Trotz Erhaltungssatzung darf angebaut werden
Ein Anbau an eine Doppelhaushälfte beeinträchtigt nicht die prägende Wirkung auf das Ortsbild im Sinne der Erhaltungssatzung, wenn das Vorhaben die Symmetrie des Doppelhauses beibehält und die Gesamtlänge der Umgebung entspricht. (VG Schleswig, Beschluss vom 1. September 2016, Az. 8 B 36/16)
DER FALL
Die Bauherrin ist Eigentümerin eines Grundstücks, das mit einer Doppelhaushälfte bebaut ist und im Geltungsbereich einer Erhaltungssatzung zur Wahrung einer historischen Marinesiedlung liegt. Das Gebäude soll um einen Anbau erweitert werden. Der Kreis als Baugenehmigungsbehörde lehnte die Erteilung eines Vorbescheids Mitte April 2015 zunächst ab und begründete dies mit einem Verstoß gegen die Erhaltungssatzung. Auf einen Widerspruch hin erteilte der Kreis Anfang Juli einen positiven Vorbescheid für das geplante Vorhaben.

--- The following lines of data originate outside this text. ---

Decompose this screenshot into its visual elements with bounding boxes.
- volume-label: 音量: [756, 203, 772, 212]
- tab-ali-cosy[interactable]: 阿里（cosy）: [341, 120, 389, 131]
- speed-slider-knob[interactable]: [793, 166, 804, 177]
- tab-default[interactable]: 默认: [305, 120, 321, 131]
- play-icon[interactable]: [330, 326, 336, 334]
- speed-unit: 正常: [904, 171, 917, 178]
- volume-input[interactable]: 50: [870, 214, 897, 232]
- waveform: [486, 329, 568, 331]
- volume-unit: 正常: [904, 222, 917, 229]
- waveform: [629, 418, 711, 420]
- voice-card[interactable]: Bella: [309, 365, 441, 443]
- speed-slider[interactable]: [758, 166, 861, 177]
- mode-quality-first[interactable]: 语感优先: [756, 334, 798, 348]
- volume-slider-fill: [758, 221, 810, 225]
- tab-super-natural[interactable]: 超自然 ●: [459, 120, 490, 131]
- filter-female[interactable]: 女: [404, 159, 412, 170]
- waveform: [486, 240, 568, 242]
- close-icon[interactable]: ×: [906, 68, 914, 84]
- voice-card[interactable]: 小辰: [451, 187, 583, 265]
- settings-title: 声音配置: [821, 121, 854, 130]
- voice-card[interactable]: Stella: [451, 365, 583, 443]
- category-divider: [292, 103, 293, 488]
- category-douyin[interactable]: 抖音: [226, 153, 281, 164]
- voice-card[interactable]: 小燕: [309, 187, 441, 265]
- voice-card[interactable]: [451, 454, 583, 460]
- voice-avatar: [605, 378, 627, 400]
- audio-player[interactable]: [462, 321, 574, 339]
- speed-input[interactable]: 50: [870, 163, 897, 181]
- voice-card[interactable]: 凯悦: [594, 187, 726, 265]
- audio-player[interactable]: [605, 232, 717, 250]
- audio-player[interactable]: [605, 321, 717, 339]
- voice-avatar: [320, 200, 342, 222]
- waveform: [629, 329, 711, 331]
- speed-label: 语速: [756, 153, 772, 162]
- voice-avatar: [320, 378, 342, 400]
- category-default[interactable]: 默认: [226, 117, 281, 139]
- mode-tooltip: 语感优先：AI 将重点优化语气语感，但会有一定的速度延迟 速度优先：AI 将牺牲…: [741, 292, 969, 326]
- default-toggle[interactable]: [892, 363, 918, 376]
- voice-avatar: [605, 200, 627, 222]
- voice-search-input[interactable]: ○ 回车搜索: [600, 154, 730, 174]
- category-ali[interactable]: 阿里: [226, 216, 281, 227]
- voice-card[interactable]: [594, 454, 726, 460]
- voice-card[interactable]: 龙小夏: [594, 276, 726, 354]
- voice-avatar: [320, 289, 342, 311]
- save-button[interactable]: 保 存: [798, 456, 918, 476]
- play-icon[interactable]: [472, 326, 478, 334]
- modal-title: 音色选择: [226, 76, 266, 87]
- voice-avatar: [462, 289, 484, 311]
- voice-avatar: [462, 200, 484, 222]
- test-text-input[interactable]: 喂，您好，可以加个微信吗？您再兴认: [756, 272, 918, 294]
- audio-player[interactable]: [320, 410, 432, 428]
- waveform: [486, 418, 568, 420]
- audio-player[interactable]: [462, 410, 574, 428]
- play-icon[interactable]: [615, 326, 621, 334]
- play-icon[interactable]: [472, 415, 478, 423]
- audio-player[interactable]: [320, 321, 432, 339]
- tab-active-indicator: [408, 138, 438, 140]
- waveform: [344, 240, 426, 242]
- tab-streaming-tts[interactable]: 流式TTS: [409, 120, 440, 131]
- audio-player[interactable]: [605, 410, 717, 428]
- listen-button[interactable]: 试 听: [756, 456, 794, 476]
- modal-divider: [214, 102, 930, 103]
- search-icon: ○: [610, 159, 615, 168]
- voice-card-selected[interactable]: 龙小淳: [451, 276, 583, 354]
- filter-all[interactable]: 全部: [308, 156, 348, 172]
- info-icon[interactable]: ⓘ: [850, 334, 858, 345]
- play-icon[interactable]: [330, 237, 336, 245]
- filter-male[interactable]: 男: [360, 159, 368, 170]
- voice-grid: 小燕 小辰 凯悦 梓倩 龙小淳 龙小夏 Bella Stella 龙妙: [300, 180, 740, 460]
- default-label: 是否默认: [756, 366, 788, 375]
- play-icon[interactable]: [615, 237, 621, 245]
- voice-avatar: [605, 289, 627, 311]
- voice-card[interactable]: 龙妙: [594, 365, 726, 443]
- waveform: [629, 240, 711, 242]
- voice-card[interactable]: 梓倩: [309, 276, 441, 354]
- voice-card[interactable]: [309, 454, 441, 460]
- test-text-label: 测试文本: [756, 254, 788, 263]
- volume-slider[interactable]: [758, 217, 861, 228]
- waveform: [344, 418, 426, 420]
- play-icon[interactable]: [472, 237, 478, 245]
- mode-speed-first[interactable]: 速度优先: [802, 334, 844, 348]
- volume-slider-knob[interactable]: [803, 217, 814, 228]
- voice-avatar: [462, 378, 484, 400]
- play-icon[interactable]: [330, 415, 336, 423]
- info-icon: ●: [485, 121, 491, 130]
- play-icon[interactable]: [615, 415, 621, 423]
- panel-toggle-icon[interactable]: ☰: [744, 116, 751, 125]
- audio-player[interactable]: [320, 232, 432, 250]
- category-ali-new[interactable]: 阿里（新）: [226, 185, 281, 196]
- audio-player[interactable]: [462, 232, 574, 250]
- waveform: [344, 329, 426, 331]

Er nahm den Bescheid aber rund zehn Monate später im Mai 2016 zurück und ordnete die sofortige Vollziehung an, ohne die die Bauherrin einen Anspruch auf die Baugenehmigung hätte. Der Kreis meinte, dass durch den geplanten Anbau das symmetrische Gefüge des Doppelhauses zerstört werde und es sich nicht mehr so gut in die Siedlungsstruktur einfüge. Die Bauherrin setzt sich vor Gericht gegen den Rücknahmebescheid, dessen Sofortvollzug und die Ablehnung des Vorbescheids zur Wehr.
DIE FOLGEN
Das VG Schleswig stellte die aufschiebende Wirkung wieder her und zudem fest, dass die Rücknahme des positiven Vorbescheids rechtswidrig war. Das Umschwenken der Behörde fand zwar fristgemäß statt. Denn auch wenn die Ausführungen bei der Ablehnung (April 2015) und im Rücknahmebescheid (Mai 2016) übereinstimmten, also keine neuen Tatsachen hinzukamen, kann die Behörde innerhalb eines Jahres den Bescheid zurücknehmen. Und zwar dann, wenn sie nachträglich erkennt, dass sie den Sachverhalt unzureichend berücksichtigt oder unrichtig gewürdigt hat. Der Anbau ist aber mit der Erhaltungssatzung vereinbar, befand das VG. Er führt nicht zu einer maßgeblichen Veränderung des Erscheinungsbilds und des Ortsbilds in Gestalt wesentlicher stilprägender Elemente, wie zum Beispiel der Lage, der Länge und Breite der Gebäude. Die Symmetrie eines Doppelhauses bleibt erhalten, wenn es nach dem Umbau aus zwei unterschiedlich langen Gebäuden besteht und dies von außen nicht sichtbar ist. Handelt es sich nicht um eine Siedlung mit Standardhäusern, die alle über eine einheitliche Länge verfügen, ist die Verlängerung einer Haushälfte in dem Rahmen, den die ortsbildprägende Umgebung vorgibt, zulässig.
WAS IST ZU TUN?
Bei der Stellung des Bauantrags für ein Bauvorhaben, das in einem Erhaltungsgebiet liegt, hat der Bauherr darauf zu achten, dass es bei der ortsbildprägenden Wirkung entscheidend auf die Sichtbarkeit der stilprägenden Elemente ankommt. Zudem müssen die Maße des Gebäudes innerhalb des durch die ortsbildprägende Umgebung gebildeten Rahmens liegen. Ist das der Fall, sollte trotz ablehnender Bescheide seitens der Behörde das Bauvorhaben nicht unmittelbar aufgegeben werden.